As a back stop, we've patched our branch of Spark 2.1 to revert the reductions 
in default data type size for string, binary and user-defined types. We also 
removed the override of the statistics method in `LogicalPlan` which reduces 
the output size of a plan based on the ratio of that plan's output schema size 
versus its children's. We have not had this problem since.


> Spark 2.x query plan data size estimation can crash join queries versus 1.x
> ---------------------------------------------------------------------------
>
>                 Key: SPARK-18676
>                 URL: https://issues.apache.org/jira/browse/SPARK-18676
>             Project: Spark
>          Issue Type: Bug
>          Components: SQL
>    Affects Versions: 2.0.0, 2.0.1, 2.0.2, 2.1.0
>            Reporter: Michael Allman
>
> Commit [c481bdf|https://github.com/apache/spark/commit/c481bdf] significantly 
> modified the way Spark SQL estimates the output data size of query plans. 
> I've found that—with the new table query partition pruning support in 
> 2.1—this has lead to in some cases underestimation of join plan child size 
> statistics to a degree that makes executing such queries impossible without 
> disabling automatic broadcast conversion.

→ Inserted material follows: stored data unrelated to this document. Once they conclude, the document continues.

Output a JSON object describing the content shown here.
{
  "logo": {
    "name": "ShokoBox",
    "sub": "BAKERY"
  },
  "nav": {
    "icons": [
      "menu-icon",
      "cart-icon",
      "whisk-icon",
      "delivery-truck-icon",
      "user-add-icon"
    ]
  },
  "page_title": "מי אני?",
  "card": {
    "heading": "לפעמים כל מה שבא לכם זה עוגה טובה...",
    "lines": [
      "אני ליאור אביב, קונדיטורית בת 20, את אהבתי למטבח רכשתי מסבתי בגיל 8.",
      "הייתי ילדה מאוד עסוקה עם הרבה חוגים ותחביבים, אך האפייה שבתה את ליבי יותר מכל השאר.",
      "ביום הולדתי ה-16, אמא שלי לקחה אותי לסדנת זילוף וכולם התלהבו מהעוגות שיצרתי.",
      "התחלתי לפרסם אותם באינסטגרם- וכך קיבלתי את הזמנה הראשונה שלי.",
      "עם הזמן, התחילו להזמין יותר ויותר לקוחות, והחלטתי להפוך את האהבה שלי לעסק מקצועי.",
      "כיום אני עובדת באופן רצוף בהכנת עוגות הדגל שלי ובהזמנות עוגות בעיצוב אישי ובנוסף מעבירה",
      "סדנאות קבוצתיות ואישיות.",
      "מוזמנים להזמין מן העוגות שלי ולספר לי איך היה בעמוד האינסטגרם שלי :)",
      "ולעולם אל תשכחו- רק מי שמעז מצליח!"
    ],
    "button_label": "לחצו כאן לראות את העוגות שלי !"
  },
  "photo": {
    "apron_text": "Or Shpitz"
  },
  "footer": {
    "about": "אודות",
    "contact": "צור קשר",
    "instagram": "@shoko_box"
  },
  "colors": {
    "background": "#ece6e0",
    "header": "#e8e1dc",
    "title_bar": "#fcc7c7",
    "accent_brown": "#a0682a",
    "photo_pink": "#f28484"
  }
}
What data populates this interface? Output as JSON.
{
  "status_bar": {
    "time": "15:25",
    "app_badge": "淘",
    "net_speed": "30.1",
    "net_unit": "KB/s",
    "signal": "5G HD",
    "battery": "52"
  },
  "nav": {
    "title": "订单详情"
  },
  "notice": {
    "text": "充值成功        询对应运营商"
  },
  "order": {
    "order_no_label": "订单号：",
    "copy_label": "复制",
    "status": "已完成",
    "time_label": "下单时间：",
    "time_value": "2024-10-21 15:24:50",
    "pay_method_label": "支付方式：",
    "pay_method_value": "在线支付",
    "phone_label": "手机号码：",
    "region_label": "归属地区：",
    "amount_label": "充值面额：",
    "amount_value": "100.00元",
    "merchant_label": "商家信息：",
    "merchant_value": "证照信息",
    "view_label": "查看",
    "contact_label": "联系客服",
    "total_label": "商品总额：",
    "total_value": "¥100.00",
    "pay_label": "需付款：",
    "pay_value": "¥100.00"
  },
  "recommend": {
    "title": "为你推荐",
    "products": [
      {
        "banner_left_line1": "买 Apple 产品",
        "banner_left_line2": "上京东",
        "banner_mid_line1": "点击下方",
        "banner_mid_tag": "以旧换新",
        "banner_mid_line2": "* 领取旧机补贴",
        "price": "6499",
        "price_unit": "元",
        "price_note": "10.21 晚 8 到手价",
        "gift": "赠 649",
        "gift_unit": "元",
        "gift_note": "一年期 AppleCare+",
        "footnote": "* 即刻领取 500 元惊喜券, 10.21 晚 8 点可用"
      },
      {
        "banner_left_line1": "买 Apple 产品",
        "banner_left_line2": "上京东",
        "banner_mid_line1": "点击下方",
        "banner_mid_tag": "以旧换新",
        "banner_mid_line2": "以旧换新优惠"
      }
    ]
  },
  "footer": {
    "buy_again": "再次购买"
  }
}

> In one case we debugged, the query planner had estimated the size of a join 
> child to be 3,854 bytes. In the execution of this child query, Spark reads 20 
> million rows in 1 GB of data from parquet files and shuffles 722.9 MB of 
> data, outputting 17 million rows. In planning the original join query, Spark 
> converts the child to a {{BroadcastExchange}}. This query execution fails 
> unless automatic broadcast conversion is disabled.
> This particular query is complex and very specific to our data and schema. I 
> have not yet developed a reproducible test case that can be shared. I realize 
> this ticket does not give the Spark team a lot to work with to reproduce and 
> test this issue, but I'm available to help. At the moment I can suggest 
> running a join where one side is an aggregation selecting a few fields over a 
> large table with a wide schema including many string columns.
> This issue exists in Spark 2.0, but we never encountered it because in that 
> version it only manifests itself for partitioned relations read from the 
> filesystem, and we rarely use this feature. We've encountered this issue in 
> 2.1 because 2.1 does partition pruning for metastore tables now.
> As a back stop, we've patched our branch of Spark 2.1 to revert the 
> reductions in default data type size for string, binary and user-defined 
> types. We also removed the override of the statistics method in {{UnaryNode}} 
> which reduces the output size of a plan based on the ratio of that plan's 
> output schema size versus its children's. We have not had this problem since.